Using Social Media to assess happiness

 

In their contribution to the tenth World Happiness Report, CSH scientists describe how social media gave them insights into people’s emotions and feelings in the first weeks of the Corona pandemic.

 

How do you feel these days? The current state of the world, with a war in Ukraine, the accelerating climate crisis, and political turmoils everywhere, is not really contributing to one’s mental and emotional wellbeing.

 

To find out how people feel, is the aim of the World Happiness Report (WHR), a publication of the Sustainable Development Solutions Network, powered by the Gallup World Poll data, written by a group of independent experts. The newest issue appeared on March 18, 2022.

 

“We take the tenth anniversary as an opportunity to consider how far happiness research has come, where it stands, and the promising opportunities that lie ahead,” says the report that features “promising developments in the ability to measure and explain happiness.”

 

One is the new ability to measure the happiness content of printed text, be it in books or social media. That can either be done mechanically – by literally counting the frequency of different types of words. Or one uses the more modern version: machine learning techniques that not only count words, but are also able to analyze the content of printed texts.

 

Corona as a show case

 

Such automated text analysis was also used by CSH’s Hannah Metzler, Max Pellert, and David Garcia, who contributed Chapter 4, a 39-minute read, to the 2022 WHR.

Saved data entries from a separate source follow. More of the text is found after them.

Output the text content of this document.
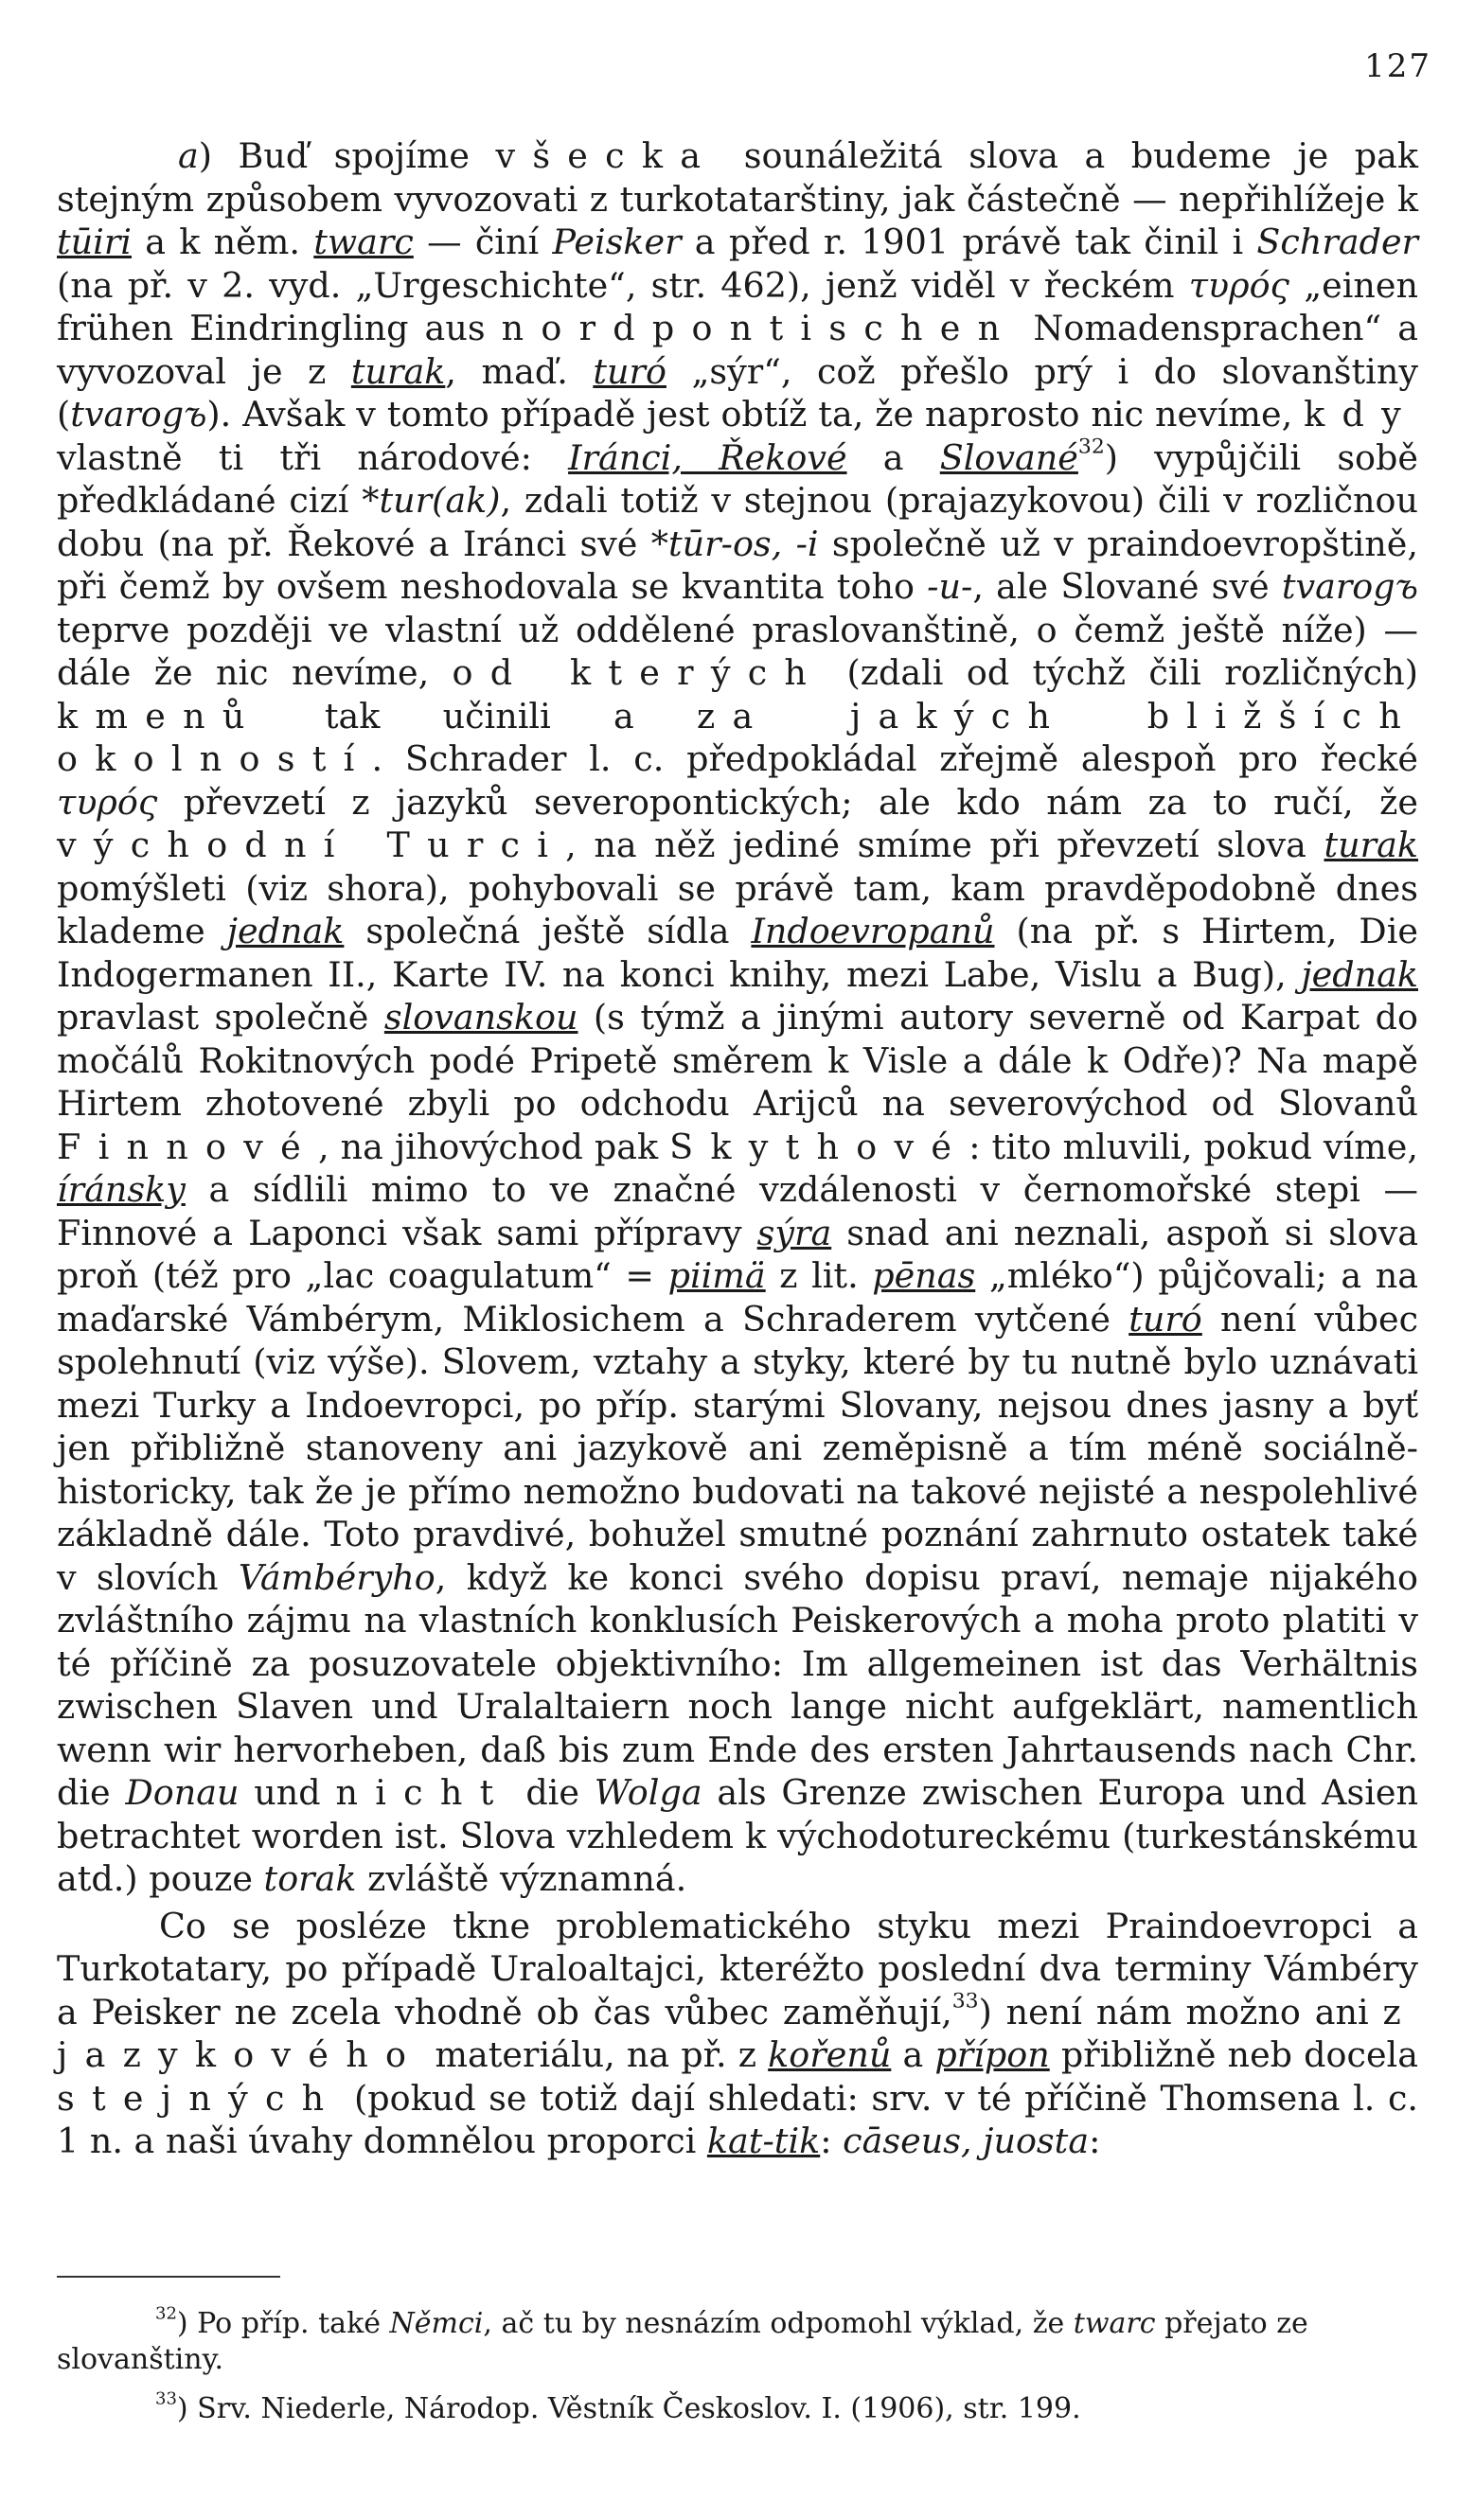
127

a) Buď spojíme všecka sounáležitá slova a budeme je pak stejným způsobem vyvozovati z turkotatarštiny, jak částečně — nepřihlížeje k tūiri a k něm. twarc — činí Peisker a před r. 1901 právě tak činil i Schrader (na př. v 2. vyd. „Urgeschichte“, str. 462), jenž viděl v řeckém τυρός „einen frühen Eindringling aus nordpontischen Nomadensprachen“ a vyvozoval je z turak, maď. turó „sýr“, což přešlo prý i do slovanštiny (tvarogъ). Avšak v tomto případě jest obtíž ta, že naprosto nic nevíme, kdy vlastně ti tři národové: Iránci, Řekové a Slované$^{32}$) vypůjčili sobě předkládané cizí *tur(ak), zdali totiž v stejnou (prajazykovou) čili v rozličnou dobu (na př. Řekové a Iránci své *tūr-os, -i společně už v praindoevropštině, při čemž by ovšem neshodovala se kvantita toho -u-, ale Slované své tvarogъ teprve později ve vlastní už oddělené praslovanštině, o čemž ještě níže) — dále že nic nevíme, od kterých (zdali od týchž čili rozličných) kmenů tak učinili a za jakých bližších okolností. Schrader l. c. předpokládal zřejmě alespoň pro řecké τυρός převzetí z jazyků severopontických; ale kdo nám za to ručí, že východní Turci, na něž jediné smíme při převzetí slova turak pomýšleti (viz shora), pohybovali se právě tam, kam pravděpodobně dnes klademe jednak společná ještě sídla Indoevropanů (na př. s Hirtem, Die Indogermanen II., Karte IV. na konci knihy, mezi Labe, Vislu a Bug), jednak pravlast společně slovanskou (s týmž a jinými autory severně od Karpat do močálů Rokitnových podé Pripetě směrem k Visle a dále k Odře)? Na mapě Hirtem zhotovené zbyli po odchodu Arijců na severovýchod od Slovanů Finnové, na jihovýchod pak Skythové: tito mluvili, pokud víme, íránsky a sídlili mimo to ve značné vzdálenosti v černomořské stepi — Finnové a Laponci však sami přípravy sýra snad ani neznali, aspoň si slova proň (též pro „lac coagulatum“ = piimä z lit. pēnas „mléko“) půjčovali; a na maďarské Vámbérym, Miklosichem a Schraderem vytčené turó není vůbec spolehnutí (viz výše). Slovem, vztahy a styky, které by tu nutně bylo uznávati mezi Turky a Indoevropci, po příp. starými Slovany, nejsou dnes jasny a byť jen přibližně stanoveny ani jazykově ani zeměpisně a tím méně sociálně-historicky, tak že je přímo nemožno budovati na takové nejisté a nespolehlivé základně dále. Toto pravdivé, bohužel smutné poznání zahrnuto ostatek také v slovích Vámbéryho, když ke konci svého dopisu praví, nemaje nijakého zvláštního zájmu na vlastních konklusích Peiskerových a moha proto platiti v té příčině za posuzovatele objektivního: Im allgemeinen ist das Verhältnis zwischen Slaven und Uralaltaiern noch lange nicht aufgeklärt, namentlich wenn wir hervorheben, daß bis zum Ende des ersten Jahrtausends nach Chr. die Donau und nicht die Wolga als Grenze zwischen Europa und Asien betrachtet worden ist. Slova vzhledem k východotureckému (turkestánskému atd.) pouze torak zvláště významná.

Co se posléze tkne problematického styku mezi Praindoevropci a Turkotatary, po případě Uraloaltajci, kteréžto poslední dva terminy Vámbéry a Peisker ne zcela vhodně ob čas vůbec zaměňují,$^{33}$) není nám možno ani z jazykového materiálu, na př. z kořenů a přípon přibližně neb docela stejných (pokud se totiž dají shledati: srv. v té příčině Thomsena l. c. 1 n. a naši úvahy domnělou proporci kat-tik: cāseus, juosta:

$^{32}$) Po příp. také Němci, ač tu by nesnázím odpomohl výklad, že twarc přejato ze slovanštiny.

$^{33}$) Srv. Niederle, Národop. Věstník Českoslov. I. (1906), str. 199.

During the first months of the Corona pandemic, the Hub scientists measured changes in emotion over weeks or even days among twitter users. “It turned out that measures of emotion on Twitter were very much in line with the replies about people’s emotion given in social surveys,” says Hannah – which clearly raised the confidence in both emotion measuring methods.

 

Apart from the fairly easy access to data from Twitter, surveys using social media can also reach out to people that are otherwise hard to reach, the authors point out. “For instance, [social media surveys] make it easier to include non-English speakers as no survey translation is necessary, which is especially important when studying low-income countries,” the scientists write.

 

In their contribution to the WHR, they discuss different methods for assessing emotional expressions from text, including their most important strengths and weaknesses, i.e., dictionary-based methods and machine learning methods.

 

“Emotional expressions on Twitter during the COVID-19 outbreak”

 

Here a short excerpt from the text:

 

“The COVID-19 pandemic exposed people from all over the world to unexpected and unprecedented health threats and drastic changes to their social lives. Using social media data, we tracked people’s emotional well-being in countries around the world as a new dangerous virus spread, and increasingly stricter protection measures were implemented. During the first 5 weeks of the COVID-19 outbreak, we analyzed data on 8.3 billion public tweets in six languages, (English, Italian, Spanish, German, Dutch and French) from 18 countries. These countries included ten from Western Europe (Austria, Belgium, France, Germany, Ireland, Italy, the Netherlands, Spain, Switzerland and the United Kingdom) four from Latin America (Chile, Ecuador, Mexico and Peru) and four other western industrial countries (Australia, Canada, New Zealand and the United States).

 

We focused on evolutions of anxiety, anger, sadness and positive emotions, because we expected the pandemic events to impact these emotions, and because all of them may be relevant to the management of a pandemic outbreak. Anxiety, for instance, develops when people lack clear explanations and feel unable to cope with a threat, and impacts risk perception, active information seeking, and compliance with recommendations.”